Il ne leur disait rien sans parabole
Jésus est pédagogue, mais il prend par-là de grands risques. Le danger, avec les paraboles, c’est qu’on peut en tirer un peu ce qu’on veut.
Prenons l’ivraie et bon grain par exemple. On pourrait se dire que la terre, la bonne terre de la parabole de dimanche dernier, est le cœur de chaque homme, dans lequel il y a du bon et du mauvais, et qu’il serait dangereux d’essayer d’arracher le mal de notre cœur, puisque ce qui est bon risque d’être enlevé aussi. Ménageons nous donc, et composons avec notre péché, au risque de nous faire du mal… Mais comment comprendre l’appel à la conversion qui parcourt l’Évangile ?
Les disciples qui voient notre désarroi demandent une explication, et Jésus écarte cette première interprétation de la parabole de l’ivraie.
A la différence de dimanche dernier, le terrain, ici, n’est pas notre cœur dans lequel pousserait du bon, et du mauvais. La semence , ici, ce n’est pas la parole.

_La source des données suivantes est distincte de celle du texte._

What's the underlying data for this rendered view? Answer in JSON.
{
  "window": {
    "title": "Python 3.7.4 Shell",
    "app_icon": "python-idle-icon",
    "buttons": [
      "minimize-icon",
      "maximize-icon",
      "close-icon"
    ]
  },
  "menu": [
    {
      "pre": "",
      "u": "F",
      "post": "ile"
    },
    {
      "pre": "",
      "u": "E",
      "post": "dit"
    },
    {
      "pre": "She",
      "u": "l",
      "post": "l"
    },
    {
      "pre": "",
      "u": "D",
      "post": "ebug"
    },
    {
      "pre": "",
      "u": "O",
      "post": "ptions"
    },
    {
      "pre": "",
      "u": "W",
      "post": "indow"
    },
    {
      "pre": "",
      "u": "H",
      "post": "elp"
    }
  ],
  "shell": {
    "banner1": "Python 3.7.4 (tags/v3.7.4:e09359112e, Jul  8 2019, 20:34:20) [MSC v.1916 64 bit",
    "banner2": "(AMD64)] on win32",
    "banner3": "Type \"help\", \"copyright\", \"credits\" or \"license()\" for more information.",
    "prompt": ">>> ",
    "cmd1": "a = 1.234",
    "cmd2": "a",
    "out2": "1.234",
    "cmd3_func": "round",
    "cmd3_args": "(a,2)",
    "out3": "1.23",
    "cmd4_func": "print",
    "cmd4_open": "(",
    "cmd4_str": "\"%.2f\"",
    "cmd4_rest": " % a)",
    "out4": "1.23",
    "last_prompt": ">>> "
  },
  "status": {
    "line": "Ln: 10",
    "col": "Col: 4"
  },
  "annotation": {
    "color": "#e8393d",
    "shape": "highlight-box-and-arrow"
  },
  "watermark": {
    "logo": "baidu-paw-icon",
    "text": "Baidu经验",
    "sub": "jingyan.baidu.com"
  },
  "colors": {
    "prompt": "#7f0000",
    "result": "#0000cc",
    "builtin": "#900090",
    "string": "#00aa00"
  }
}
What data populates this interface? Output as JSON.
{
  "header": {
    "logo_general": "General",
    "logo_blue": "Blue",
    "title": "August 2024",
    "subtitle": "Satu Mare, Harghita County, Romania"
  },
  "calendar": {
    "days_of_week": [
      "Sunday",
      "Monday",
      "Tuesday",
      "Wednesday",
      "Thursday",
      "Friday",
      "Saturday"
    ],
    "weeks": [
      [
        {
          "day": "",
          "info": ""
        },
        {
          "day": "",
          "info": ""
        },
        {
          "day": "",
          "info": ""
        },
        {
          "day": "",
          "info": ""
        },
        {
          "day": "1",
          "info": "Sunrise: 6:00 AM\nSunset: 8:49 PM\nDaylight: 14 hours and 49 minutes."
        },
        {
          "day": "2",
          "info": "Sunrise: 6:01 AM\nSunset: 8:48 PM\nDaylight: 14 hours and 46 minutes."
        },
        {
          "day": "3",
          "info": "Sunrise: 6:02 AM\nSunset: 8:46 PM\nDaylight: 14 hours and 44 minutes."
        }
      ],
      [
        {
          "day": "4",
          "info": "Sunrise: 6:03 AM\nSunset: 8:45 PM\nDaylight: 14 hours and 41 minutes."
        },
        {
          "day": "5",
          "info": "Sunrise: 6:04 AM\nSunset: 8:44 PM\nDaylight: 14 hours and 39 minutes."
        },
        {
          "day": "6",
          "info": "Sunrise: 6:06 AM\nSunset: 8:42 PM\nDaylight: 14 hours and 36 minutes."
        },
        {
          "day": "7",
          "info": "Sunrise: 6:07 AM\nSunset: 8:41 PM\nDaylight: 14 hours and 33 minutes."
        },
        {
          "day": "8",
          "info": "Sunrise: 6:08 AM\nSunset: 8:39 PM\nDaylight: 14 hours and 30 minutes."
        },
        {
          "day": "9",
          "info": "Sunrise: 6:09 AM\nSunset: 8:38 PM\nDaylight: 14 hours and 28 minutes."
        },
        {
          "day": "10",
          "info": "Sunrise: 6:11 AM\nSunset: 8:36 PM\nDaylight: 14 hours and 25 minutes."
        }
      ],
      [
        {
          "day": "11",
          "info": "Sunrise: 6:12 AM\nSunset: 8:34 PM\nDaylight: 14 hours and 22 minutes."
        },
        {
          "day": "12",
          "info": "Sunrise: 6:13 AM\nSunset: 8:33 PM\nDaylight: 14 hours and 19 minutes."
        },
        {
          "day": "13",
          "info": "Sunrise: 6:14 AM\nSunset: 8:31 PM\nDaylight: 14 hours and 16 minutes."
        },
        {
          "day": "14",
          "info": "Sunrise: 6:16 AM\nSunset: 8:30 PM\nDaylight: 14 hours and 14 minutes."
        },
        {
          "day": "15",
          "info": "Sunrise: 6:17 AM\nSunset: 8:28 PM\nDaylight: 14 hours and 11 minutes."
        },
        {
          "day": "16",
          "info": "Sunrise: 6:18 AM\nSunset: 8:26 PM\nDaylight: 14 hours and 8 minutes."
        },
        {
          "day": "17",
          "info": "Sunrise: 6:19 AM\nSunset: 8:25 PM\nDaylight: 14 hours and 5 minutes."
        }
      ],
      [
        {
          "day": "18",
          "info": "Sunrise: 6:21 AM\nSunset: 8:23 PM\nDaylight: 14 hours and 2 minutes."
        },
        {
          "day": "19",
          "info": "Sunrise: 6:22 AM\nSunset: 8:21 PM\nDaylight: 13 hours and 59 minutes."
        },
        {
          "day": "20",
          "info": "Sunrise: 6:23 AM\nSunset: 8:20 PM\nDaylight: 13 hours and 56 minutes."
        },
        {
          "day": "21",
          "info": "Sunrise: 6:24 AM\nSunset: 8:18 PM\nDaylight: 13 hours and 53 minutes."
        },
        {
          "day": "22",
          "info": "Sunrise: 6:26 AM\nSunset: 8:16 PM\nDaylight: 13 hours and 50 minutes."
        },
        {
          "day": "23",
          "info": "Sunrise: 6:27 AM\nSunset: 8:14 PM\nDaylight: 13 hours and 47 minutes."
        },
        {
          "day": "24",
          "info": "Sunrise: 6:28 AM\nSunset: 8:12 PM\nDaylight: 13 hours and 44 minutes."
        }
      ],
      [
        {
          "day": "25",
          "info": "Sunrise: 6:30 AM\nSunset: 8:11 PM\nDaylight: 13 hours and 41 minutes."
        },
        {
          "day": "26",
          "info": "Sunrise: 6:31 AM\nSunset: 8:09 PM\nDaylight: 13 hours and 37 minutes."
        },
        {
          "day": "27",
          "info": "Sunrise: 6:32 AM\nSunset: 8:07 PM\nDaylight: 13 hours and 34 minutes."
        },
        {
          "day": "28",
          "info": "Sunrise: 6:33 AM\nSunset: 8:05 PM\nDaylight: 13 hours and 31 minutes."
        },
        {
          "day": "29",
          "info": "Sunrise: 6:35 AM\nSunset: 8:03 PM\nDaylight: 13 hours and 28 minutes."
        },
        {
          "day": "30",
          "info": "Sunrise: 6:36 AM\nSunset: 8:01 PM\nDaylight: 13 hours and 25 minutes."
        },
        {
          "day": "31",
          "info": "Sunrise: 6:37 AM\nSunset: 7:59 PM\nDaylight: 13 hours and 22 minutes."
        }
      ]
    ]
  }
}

La semence, ce sont les fils du Royaume pour le bon grain ; et les fils du Mauvais, pour l’ivraie,
Cette semence est jetée dans le monde, et se développe jusqu’à la moisson, au jugement dernier… Et la pointe de notre parabole semble dire que ce n’est pas à nous de construire le Royaume en mettant les personnes dedans ou dehors. Veux tu que nous allions l’enlever ? Non répond le maître, laissez les poussez ensemble jusqu’à la moisson, la fin du monde, quand le moissonneur enverra ses anges pour arracher les fils du mauvais et les jeter dans la fournaise de feu.
Merci Jésus, c’est plus clair. Mais cette explication, limpide, ne peut pas nous interroger. On a jamais vu, en effet, de l’ivraie se transformer en bon grain. Et donc, si à la fin des temps il y a des damnés et des élus, faut-il conclure que nous sommes tous prédestinés à notre destination éternelle, le ciel pour les heureux élus qui ont la chance d’avoir été « bon grain », et l’enfer pour les pauvres tiges d’ivraies qui essayent de pousser correctement, mais qui un jour seront jetées au feu ?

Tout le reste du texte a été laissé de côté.